The Davos World Economic Forum is more than just a stage for geopolitical debate; it is where the future of our interactions with artificial intelligence is being mapped out. Recently, a clear divide has emerged between two industry titans: Google DeepMind and OpenAI. At the heart of the disagreement lies the imminent arrival of advertising within GPT-5.
A monetization strategy Google considers premature
The announcement sent shockwaves through the tech world: OpenAI plans to leverage its massive audience of 800 million weekly free users by integrating advertisements. For Demis Hassabis, CEO of Google DeepMind, this move is happening far too soon.

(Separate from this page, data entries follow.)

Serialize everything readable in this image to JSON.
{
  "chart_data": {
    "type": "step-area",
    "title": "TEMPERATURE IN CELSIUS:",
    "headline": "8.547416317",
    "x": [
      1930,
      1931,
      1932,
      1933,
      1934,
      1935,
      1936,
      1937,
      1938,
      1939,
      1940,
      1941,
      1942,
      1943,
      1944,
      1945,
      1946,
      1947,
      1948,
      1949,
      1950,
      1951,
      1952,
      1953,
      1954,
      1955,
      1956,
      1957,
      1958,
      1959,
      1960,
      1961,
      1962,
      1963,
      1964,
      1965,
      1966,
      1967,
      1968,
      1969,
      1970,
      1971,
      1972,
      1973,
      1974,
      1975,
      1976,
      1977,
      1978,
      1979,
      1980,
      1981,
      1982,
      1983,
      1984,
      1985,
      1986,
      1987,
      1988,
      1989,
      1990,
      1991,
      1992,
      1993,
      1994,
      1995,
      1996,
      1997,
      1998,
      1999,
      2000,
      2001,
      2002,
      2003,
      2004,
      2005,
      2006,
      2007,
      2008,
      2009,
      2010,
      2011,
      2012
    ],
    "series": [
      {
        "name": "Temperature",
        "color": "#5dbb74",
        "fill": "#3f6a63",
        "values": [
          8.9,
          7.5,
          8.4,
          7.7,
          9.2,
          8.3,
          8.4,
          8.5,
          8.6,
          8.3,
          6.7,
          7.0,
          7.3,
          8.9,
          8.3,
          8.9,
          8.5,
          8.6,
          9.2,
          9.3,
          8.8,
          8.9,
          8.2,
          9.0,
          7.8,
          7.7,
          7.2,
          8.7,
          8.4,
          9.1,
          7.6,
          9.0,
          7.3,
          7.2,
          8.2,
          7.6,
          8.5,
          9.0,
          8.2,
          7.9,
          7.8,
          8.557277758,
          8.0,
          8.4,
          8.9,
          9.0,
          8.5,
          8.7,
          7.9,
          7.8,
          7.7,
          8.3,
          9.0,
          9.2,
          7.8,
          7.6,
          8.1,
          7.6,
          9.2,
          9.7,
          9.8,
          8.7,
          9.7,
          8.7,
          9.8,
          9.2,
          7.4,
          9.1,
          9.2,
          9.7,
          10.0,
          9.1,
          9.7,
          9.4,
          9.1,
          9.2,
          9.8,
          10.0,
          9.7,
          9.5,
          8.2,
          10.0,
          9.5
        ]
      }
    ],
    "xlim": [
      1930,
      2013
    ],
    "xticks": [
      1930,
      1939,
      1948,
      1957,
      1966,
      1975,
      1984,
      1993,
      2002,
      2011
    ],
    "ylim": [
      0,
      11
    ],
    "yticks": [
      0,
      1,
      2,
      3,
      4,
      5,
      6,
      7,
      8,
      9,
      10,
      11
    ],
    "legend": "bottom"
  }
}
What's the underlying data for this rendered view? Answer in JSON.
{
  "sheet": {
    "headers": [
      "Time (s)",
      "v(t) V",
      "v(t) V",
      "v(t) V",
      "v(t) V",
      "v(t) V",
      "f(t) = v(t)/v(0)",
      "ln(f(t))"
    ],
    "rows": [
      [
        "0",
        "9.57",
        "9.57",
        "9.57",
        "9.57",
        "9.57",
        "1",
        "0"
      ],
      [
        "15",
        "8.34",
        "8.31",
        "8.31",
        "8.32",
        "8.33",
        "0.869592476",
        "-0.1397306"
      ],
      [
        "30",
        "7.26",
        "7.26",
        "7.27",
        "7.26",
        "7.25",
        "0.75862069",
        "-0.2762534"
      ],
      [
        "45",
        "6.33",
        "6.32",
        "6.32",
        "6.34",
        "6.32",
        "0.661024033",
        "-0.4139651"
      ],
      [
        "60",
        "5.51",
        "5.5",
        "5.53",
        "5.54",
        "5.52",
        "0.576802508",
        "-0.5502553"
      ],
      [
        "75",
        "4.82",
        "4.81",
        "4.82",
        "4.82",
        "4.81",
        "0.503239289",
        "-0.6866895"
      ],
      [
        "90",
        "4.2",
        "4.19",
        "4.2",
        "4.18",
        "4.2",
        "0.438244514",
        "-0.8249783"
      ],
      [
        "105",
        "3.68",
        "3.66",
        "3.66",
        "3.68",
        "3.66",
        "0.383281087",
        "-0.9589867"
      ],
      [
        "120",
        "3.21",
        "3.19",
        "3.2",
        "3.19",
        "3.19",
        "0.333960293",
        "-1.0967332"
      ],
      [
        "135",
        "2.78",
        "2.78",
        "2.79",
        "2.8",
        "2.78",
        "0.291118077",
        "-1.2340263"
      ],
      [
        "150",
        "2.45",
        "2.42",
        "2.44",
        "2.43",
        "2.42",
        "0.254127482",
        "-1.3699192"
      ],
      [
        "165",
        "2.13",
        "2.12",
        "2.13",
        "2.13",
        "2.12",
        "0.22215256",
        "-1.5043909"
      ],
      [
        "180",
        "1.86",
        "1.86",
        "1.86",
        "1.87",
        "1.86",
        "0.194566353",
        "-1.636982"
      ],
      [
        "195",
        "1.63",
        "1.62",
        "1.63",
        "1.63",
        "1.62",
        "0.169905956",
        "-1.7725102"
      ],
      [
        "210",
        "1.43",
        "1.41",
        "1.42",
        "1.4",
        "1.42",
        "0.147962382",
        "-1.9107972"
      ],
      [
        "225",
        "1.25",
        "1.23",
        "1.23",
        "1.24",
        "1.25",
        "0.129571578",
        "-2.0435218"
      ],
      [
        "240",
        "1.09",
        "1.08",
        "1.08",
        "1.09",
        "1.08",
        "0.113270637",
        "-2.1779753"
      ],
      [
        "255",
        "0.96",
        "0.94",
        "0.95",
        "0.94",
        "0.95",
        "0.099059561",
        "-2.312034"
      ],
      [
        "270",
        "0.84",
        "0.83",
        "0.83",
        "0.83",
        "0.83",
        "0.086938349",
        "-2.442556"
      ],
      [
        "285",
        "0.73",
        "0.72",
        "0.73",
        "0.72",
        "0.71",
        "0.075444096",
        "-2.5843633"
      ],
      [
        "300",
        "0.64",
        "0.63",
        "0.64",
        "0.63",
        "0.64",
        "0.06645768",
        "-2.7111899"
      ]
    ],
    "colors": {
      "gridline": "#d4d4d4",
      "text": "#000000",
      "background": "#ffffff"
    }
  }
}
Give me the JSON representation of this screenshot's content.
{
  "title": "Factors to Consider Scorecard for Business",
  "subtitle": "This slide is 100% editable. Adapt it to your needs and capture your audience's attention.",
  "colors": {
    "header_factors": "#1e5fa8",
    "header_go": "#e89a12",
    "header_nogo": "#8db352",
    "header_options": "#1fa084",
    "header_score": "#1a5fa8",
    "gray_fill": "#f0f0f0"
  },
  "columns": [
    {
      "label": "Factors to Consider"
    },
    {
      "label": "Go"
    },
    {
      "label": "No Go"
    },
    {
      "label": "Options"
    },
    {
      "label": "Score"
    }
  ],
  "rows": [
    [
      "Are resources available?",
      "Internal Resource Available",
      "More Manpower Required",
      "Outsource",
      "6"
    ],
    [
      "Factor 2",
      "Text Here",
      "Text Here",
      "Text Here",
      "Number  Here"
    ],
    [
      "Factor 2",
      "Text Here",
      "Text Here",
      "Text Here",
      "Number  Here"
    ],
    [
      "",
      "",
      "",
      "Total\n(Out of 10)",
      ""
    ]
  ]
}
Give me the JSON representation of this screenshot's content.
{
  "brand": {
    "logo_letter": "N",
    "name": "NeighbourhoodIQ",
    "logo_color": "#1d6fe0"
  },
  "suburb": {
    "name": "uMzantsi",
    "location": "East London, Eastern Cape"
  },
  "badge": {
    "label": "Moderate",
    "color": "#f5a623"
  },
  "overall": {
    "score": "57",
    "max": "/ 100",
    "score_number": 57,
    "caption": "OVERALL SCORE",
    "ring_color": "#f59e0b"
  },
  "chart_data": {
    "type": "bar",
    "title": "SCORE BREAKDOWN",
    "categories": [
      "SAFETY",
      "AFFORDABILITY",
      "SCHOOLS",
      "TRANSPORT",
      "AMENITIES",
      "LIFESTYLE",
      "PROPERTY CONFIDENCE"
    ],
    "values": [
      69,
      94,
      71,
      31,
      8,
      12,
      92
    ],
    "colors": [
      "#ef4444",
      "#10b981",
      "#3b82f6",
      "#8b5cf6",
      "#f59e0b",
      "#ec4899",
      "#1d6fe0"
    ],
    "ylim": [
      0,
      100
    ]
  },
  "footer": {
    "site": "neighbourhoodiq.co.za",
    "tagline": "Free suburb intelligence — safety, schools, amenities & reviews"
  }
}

“I’m a little surprised they’ve taken the step this early,” he told Axios.
While Hassabis does not dispute that advertising has been the historical engine of the modern internet, he emphasizes a crucial nuance: a conversational agent is not a traditional search engine. While a banner on Google Search might be seen as a helpful response to a specific purchase intent, an ad in the middle of an AI exchange could be perceived as an intrusion into a private sphere.
AI: Life companion or billboard?
The vision defended by the DeepMind chief rests on the very nature of the user-machine relationship. He likens AI to an “intimate assistant” responsible for organizing one’s daily life. This distinction is fundamental:
In traditional search, users often express a clear intent to buy or discover, making contextual ads relevant.
With an AI assistant, the interaction is deeper. The sudden appearance of a commercial message in the middle of a personal conversation risks breaking the bond of trust, a scenario reminiscent of Amazon’s struggles with Alexa, where monetization attempts led to significant user pushback.
Related: OpenAI’s strategic pivot toward ad-supported intelligence
Google’s strategy: Loyalty before revenue
While OpenAI tests its first ad placements, Google is playing the long game. The current strategy for Gemini focuses on building tool dependency through extreme personalization. By connecting the AI to a user’s personal ecosystem—including Gmail, Photos, and YouTube—Google aims to make its assistant indispensable.
According to Demis Hassabis, Google’s leadership is not pressuring him to force advertising into Gemini just yet. The priority remains clear: refining the understanding of user needs to build a robust “personal intelligence” before risking that relationship for commercial gain.